Wie schliesst man das zweite Fenster durch Sende-Button?

Viele Gruesse


----------



## André Uhres (17. Aug 2008)

Ein Fenster schliessen wir mit der Methode Window#dispose()


----------



## flashdog (17. Aug 2008)

Danke hat funktioniert.

Wenn sich das zweite Fenster geoeffnet hat ist leider immer noch das erste Fenster aktiv, so dass man dort arbeiten kann.

Wie blockiert man das erste Fenster, so dass das zweite Fenster aktiv ist und erst wenn der Sende Knopf gedrueckt wurde kann man in den ersten Fenster weiter arbeiten?


----------



## Wildcard (17. Aug 2008)

Mehr als einen JFrame sollte es nicht geben.

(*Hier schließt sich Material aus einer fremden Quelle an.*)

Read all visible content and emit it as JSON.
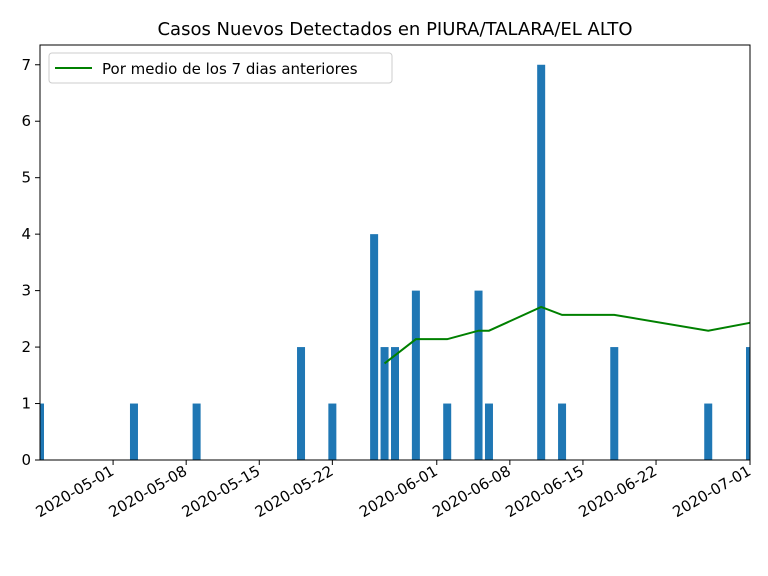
{
  "chart_data": {
    "type": "bar",
    "title": "Casos Nuevos Detectados en PIURA/TALARA/EL ALTO",
    "xlabel": "",
    "ylabel": "",
    "x_axis_type": "date",
    "xlim": [
      "2020-04-24",
      "2020-07-01"
    ],
    "ylim": [
      0,
      7.35
    ],
    "y_ticks": [
      0,
      1,
      2,
      3,
      4,
      5,
      6,
      7
    ],
    "x_ticks": [
      "2020-05-01",
      "2020-05-08",
      "2020-05-15",
      "2020-05-22",
      "2020-06-01",
      "2020-06-08",
      "2020-06-15",
      "2020-06-22",
      "2020-07-01"
    ],
    "grid": false,
    "legend_position": "top-left",
    "bar_color": "#1f77b4",
    "line_color": "#008000",
    "series": [
      {
        "type": "bar",
        "x": [
          "2020-04-24",
          "2020-05-03",
          "2020-05-09",
          "2020-05-19",
          "2020-05-22",
          "2020-05-26",
          "2020-05-27",
          "2020-05-28",
          "2020-05-30",
          "2020-06-02",
          "2020-06-05",
          "2020-06-06",
          "2020-06-11",
          "2020-06-13",
          "2020-06-18",
          "2020-06-27",
          "2020-07-01"
        ],
        "values": [
          1,
          1,
          1,
          2,
          1,
          4,
          2,
          2,
          3,
          1,
          3,
          1,
          7,
          1,
          2,
          1,
          2
        ]
      },
      {
        "type": "line",
        "name": "Por medio de los 7 dias anteriores",
        "x": [
          "2020-05-27",
          "2020-05-30",
          "2020-06-02",
          "2020-06-05",
          "2020-06-06",
          "2020-06-11",
          "2020-06-13",
          "2020-06-18",
          "2020-06-27",
          "2020-07-01"
        ],
        "values": [
          1.71,
          2.14,
          2.14,
          2.29,
          2.29,
          2.71,
          2.57,
          2.57,
          2.29,
          2.43
        ]
      }
    ]
  }
}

Für alles weitere werden Dialoge verwendet (JDialog). 
Dialoge lassen sich dann auch auf modal, also blockierent setzen.


----------



## flashdog (17. Aug 2008)

Das erste Fenster ist ein Applet nur das zweite Fenster ist ein JFrame.

Kann man einen JDialog auch Knoepfe wie Senden hinzufuegen und das Layout belibieg anpassen wie beim JFrame?


----------



## Wildcard (17. Aug 2008)

Ja


----------



## flashdog (18. Aug 2008)

Leider bekomme ich JDialog nicht zum laufen.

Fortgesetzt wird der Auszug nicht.